Infrared imaging technology finds ever wider application in autonomous driving.

The application of infrared imaging technology in autonomous driving has become more widespread over the past years, for example:

In December 2020, Zoox introduced its first autonomous battery electric vehicle equipped with the thermal imaging camera provided by Teledyne FLIR. This device can accurately recognize and classify objects in urban streets around the clock.
In March 2021, Apple was granted a patent for the night vision system that combines visible light, near-infrared (NIR), and long-wave infrared (LWIR) sensors. The system is applicable to autonomous vehicles.
On the first day of the Auto Shanghai 2021, Didi Autonomous Driving and Volvo jointly launched “DiDi Gemini”, a new-generation L4 autonomous test vehicle which packs a total of 50 sensors including 1 infrared camera.
In May 2021, ADASTEC integrated two Teledyne FLIR thermal imagers into its automation platform, with the primary focus on improving detection and safety of all vulnerable road users on or near the road and at bus stops.

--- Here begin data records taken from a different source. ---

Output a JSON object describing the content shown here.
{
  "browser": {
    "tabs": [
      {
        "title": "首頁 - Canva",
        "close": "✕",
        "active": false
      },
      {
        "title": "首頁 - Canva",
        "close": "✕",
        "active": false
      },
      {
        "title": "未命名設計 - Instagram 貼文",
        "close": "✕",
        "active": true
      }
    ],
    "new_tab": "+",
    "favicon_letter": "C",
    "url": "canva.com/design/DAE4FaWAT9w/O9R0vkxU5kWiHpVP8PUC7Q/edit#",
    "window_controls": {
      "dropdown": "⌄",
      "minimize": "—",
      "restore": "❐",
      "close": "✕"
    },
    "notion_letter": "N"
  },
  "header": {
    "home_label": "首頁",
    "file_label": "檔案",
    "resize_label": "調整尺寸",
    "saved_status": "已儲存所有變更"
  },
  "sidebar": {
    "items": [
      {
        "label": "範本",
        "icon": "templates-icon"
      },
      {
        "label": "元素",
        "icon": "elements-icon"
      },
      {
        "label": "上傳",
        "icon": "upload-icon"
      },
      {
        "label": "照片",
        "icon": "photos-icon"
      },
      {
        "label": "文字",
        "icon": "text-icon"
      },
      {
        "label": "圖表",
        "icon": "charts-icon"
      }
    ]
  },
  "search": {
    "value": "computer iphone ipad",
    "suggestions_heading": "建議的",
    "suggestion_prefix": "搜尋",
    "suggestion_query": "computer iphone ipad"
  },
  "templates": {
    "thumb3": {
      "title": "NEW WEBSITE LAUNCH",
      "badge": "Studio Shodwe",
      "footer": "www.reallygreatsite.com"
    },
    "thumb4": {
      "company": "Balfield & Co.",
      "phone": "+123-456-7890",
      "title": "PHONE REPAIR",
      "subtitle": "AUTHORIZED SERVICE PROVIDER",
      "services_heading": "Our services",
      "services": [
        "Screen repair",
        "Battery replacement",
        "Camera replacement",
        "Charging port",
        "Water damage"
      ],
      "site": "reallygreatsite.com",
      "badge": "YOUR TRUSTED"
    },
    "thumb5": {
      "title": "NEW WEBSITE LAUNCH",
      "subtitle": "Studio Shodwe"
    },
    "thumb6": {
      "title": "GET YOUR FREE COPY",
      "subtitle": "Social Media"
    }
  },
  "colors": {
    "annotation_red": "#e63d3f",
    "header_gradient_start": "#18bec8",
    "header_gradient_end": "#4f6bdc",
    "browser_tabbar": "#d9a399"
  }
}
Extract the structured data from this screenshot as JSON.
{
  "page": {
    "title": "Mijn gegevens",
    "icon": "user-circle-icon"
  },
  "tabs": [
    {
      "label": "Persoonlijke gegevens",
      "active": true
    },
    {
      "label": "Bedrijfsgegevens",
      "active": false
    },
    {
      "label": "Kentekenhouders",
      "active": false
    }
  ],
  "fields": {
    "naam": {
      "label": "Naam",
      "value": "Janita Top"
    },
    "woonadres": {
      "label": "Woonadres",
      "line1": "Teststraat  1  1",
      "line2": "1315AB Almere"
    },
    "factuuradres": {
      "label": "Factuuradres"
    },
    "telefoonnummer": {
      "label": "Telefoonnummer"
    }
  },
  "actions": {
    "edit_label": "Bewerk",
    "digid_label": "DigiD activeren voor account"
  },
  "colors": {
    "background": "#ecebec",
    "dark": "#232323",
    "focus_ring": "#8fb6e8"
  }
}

Safety is a frequent topic of autonomous driving. Also, autonomous driving needs to have the ability to perceive beyond visual range and work 24/7, in all weather conditions. Infrared imaging technology can meet its needs.

Infrared sensors are a complement to visible light cameras that fail to detect pedestrians in dark conditions. They are not only more affordable than LiDAR but a remedy for the natural defect of LiDAR that it cannot classify objects.

Moreover, infrared sensors can work all day long, which is required by autonomous driving, and provides a longer visual range (the average active vehicle infrared night vision system detects 150m to 200m, and the average passive vehicle infrared night vision system up to 300m). Infrared thermography thus becomes an indispensable technology in the autonomous driving night vision field. The technology will fuse and work with other sensors to make driving safer by playing their respective role. As its price goes down, it will expedite the application of autonomous driving technologies.

As Adasky, an infrared night vision device vendor, said, its Viper infrared thermal imager is not launched to replace a certain type of sensor but works with this sensor to fill the targeted gaps left by other solutions in autonomous driving, so that vehicles have a stronger ability to perceive the surroundings and make decisions.